Pursuant to section 19(a)(1)(B) of the Exchange Act,[27] the Commission is providing notice of the grounds for denial under consideration. The Commission is instituting proceedings to allow for additional analysis of, and input from commenters with respect to, the Application's consistency with the requirements of section 17A of the Exchange Act and the rules and regulations thereunder.

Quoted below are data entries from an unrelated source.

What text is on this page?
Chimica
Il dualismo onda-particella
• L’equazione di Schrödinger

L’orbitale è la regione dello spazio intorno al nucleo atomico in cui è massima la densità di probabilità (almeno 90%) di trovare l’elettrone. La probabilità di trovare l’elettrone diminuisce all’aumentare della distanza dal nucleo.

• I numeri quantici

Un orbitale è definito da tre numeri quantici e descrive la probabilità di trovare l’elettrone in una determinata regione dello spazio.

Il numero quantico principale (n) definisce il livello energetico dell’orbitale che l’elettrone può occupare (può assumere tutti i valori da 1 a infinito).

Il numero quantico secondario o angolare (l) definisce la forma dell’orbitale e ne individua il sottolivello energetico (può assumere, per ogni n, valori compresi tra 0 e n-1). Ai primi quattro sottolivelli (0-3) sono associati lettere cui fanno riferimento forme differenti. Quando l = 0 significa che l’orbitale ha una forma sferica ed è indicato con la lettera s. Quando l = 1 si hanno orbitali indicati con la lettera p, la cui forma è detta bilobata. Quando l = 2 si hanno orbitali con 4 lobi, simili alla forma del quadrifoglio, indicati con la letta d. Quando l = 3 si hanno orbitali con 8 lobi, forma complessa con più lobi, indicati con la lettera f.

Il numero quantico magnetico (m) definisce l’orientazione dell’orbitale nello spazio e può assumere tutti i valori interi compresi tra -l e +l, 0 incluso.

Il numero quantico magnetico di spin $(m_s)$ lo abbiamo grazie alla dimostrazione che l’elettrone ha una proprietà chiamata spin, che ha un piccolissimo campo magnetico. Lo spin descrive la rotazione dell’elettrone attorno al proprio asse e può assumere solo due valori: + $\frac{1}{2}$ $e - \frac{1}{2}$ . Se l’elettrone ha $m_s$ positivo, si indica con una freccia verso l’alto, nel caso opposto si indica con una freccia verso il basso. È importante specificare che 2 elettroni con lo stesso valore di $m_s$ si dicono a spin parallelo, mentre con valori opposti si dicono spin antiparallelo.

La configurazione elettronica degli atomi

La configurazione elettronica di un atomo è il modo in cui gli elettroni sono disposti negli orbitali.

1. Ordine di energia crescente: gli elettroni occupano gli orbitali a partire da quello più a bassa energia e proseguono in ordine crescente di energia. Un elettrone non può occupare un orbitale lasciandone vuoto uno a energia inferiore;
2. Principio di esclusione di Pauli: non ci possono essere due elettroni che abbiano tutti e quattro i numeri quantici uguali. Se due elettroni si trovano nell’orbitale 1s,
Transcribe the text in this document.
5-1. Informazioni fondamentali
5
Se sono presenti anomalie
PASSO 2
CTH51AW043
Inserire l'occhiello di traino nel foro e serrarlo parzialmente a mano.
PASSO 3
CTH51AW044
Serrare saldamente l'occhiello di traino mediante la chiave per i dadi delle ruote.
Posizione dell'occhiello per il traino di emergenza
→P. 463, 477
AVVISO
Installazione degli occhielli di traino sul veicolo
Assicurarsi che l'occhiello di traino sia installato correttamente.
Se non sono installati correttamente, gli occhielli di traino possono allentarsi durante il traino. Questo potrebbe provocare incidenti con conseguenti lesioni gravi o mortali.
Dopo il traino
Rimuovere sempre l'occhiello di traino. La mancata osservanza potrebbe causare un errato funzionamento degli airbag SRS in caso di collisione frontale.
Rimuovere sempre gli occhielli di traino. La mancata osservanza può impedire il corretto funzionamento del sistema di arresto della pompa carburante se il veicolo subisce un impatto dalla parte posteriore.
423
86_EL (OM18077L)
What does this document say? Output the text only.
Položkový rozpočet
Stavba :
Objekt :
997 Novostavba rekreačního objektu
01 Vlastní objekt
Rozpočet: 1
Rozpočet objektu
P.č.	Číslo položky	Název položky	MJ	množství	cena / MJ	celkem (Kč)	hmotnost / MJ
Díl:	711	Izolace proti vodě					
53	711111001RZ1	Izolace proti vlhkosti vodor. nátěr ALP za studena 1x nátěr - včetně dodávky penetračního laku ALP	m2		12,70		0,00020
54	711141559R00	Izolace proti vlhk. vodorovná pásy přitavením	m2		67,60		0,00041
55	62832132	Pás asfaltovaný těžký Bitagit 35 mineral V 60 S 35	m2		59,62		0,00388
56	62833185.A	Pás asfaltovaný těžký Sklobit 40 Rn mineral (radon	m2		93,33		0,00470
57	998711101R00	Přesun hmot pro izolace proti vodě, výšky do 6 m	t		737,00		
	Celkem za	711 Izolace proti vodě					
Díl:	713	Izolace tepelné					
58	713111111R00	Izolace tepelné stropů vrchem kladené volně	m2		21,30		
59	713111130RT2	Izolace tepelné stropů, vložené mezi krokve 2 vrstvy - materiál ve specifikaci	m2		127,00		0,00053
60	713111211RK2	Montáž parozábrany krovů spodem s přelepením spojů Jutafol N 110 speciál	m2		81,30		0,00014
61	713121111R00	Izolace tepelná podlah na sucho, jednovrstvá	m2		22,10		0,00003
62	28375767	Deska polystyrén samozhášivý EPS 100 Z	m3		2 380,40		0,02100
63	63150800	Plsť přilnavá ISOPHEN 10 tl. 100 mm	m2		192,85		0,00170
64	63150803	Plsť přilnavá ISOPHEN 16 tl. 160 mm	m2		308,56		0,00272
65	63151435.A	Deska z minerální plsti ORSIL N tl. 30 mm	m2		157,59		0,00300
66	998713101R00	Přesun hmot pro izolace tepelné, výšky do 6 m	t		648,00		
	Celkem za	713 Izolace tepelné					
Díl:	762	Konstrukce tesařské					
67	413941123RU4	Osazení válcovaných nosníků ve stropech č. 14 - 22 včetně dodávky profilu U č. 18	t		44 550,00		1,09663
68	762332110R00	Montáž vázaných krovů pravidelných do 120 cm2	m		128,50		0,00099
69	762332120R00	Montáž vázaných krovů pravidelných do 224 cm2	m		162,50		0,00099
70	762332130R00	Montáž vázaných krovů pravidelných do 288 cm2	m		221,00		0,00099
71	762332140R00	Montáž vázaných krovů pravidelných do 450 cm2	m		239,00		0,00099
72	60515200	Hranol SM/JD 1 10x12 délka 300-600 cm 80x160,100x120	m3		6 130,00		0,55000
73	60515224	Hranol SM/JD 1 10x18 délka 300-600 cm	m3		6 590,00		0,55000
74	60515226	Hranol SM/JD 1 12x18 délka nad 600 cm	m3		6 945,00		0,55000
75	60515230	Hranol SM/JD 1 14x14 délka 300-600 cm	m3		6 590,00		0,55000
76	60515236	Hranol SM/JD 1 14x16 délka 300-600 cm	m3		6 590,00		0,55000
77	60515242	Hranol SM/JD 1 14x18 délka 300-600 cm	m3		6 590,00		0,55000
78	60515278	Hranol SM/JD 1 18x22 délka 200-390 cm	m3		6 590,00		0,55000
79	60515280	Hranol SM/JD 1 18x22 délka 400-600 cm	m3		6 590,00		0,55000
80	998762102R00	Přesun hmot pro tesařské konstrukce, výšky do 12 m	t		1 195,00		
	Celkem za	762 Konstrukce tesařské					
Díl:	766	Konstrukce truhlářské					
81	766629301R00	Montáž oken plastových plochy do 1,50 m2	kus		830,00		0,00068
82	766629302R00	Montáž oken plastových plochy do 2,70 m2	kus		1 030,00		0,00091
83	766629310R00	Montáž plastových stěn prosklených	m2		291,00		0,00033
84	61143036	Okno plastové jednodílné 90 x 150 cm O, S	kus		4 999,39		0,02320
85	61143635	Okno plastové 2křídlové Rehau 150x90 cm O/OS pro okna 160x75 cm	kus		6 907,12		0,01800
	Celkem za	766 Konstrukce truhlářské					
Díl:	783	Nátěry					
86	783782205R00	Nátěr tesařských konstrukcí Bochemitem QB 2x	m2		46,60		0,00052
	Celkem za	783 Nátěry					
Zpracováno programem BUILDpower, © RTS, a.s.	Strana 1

Below the Commission summarizes each of the statutory findings required by section 17A(b)(3) of the Exchange Act and, in some instances, provides specific requests for comment regarding the findings as applied to the Application, including with respect to Commission rules that would apply to CMESC as a registered clearing agency.
A. Section 17A(b)(3)(A): Organization and Capacity
Section 17A(b)(3)(A) of the Exchange Act states that a clearing agency shall not be registered unless the Commission determines that such clearing agency is so organized and has the capacity to be able to facilitate the prompt and accurate clearance and settlement of securities transactions and derivative agreements, contracts, and transactions for which it is responsible, to safeguard securities and funds in its custody or control or for which it is responsible, to comply with the provisions of the Exchange Act and the rules and regulations thereunder, to enforce (subject to any rule or order of the Commission pursuant to section 17(d) or 19(g)(2) of the Exchange Act) compliance by its participants with the rules of the clearing agency, and to carry out the purposes of this section.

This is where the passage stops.